During our eventful trip to Grizedale yesterday, I was chatting to the mechanic at the bike shop at the visitor’s centre as he bled the rear brake of my wife’s Giant NRS. He noticed the Burley towing bracket and warned me about the risks of towing with a full suspension bike. He mentioned that is increases the risk of pivot problems and puts lateral forces on the shock which can lead to failure.
As he maintains a fleet of hire bikes including multiple pivot full suspension bikes, and provide Burley trailers- I’m guessing he’s got first hand experience and is giving sound advice.

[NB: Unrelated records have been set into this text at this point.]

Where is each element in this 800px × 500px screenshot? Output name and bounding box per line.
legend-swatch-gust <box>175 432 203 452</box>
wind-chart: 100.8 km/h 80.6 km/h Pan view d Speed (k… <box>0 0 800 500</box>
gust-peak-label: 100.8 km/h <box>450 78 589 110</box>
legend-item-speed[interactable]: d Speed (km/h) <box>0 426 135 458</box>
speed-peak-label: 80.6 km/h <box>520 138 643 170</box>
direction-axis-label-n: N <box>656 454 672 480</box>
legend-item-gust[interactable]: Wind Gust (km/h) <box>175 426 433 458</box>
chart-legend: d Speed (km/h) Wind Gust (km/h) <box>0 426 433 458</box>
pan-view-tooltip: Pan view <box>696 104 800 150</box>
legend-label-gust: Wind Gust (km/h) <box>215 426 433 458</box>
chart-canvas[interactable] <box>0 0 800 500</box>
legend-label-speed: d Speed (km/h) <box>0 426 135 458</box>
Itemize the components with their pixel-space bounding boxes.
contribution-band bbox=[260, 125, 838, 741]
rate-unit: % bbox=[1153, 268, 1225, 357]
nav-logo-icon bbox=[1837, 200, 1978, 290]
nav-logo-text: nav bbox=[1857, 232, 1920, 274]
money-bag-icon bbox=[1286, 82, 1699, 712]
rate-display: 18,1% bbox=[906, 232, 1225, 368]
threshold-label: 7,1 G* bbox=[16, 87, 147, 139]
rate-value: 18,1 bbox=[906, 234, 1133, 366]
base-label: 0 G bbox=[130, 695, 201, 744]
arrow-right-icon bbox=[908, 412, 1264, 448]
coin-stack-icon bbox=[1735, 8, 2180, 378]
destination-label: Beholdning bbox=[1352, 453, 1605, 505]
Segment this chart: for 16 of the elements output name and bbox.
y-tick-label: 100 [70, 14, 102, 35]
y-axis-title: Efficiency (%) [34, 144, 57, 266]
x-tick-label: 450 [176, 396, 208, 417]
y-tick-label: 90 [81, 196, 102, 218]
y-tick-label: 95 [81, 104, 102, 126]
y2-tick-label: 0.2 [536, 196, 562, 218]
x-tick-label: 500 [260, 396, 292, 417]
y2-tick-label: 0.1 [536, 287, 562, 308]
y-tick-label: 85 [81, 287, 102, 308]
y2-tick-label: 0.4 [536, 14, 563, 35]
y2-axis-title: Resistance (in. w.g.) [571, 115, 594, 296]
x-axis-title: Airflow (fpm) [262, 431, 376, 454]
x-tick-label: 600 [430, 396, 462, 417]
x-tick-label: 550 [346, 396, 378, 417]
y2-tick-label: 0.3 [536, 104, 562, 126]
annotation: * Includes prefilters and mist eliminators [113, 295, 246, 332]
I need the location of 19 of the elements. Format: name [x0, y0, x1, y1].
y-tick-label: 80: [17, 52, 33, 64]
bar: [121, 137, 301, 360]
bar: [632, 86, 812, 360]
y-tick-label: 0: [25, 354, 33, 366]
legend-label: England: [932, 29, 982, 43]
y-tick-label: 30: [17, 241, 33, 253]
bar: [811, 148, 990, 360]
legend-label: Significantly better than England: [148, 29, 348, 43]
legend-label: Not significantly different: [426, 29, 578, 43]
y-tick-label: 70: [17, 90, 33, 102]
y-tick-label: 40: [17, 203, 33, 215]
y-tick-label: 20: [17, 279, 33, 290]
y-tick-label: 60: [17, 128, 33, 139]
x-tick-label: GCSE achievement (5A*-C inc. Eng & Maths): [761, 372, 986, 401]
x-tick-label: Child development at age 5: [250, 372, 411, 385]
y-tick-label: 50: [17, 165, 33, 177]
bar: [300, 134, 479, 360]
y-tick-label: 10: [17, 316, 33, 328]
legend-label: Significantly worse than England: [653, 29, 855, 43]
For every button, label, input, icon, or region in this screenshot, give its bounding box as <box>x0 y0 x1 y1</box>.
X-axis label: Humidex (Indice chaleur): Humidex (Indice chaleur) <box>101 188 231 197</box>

I’m not too worried about my wife’s bike. It very rarely tows. If it does, it tends to be on smooth forestry road downhills (like at Grizedale, when I do a cheeky section of the NFT then meet back up.) With my armchair engineer hat on, I was wondering which would put more strain on a full suspension bike; heavy off road use or towing. I’d have thought towing puts more of a contant pressure on pivots, where as heavy landings are ‘spikes’ of high load. I’m guessing that bushes and bearings can be loaded in tension or compression (as tension on one side is the same as pressure from the other) and from any direction. I’d have also thought that unless you develop play in the pivots, the linkages themselves prevent any lateral forces on the shock.
I’d be interested he hear other’s opinions or experiences.
(By the way, hats off to the mechanic (sorry, didn’t catch his name) for finding the time on a busy bank holiday weekent to do some emergency work on Mrs M’s bike to salvage our day!)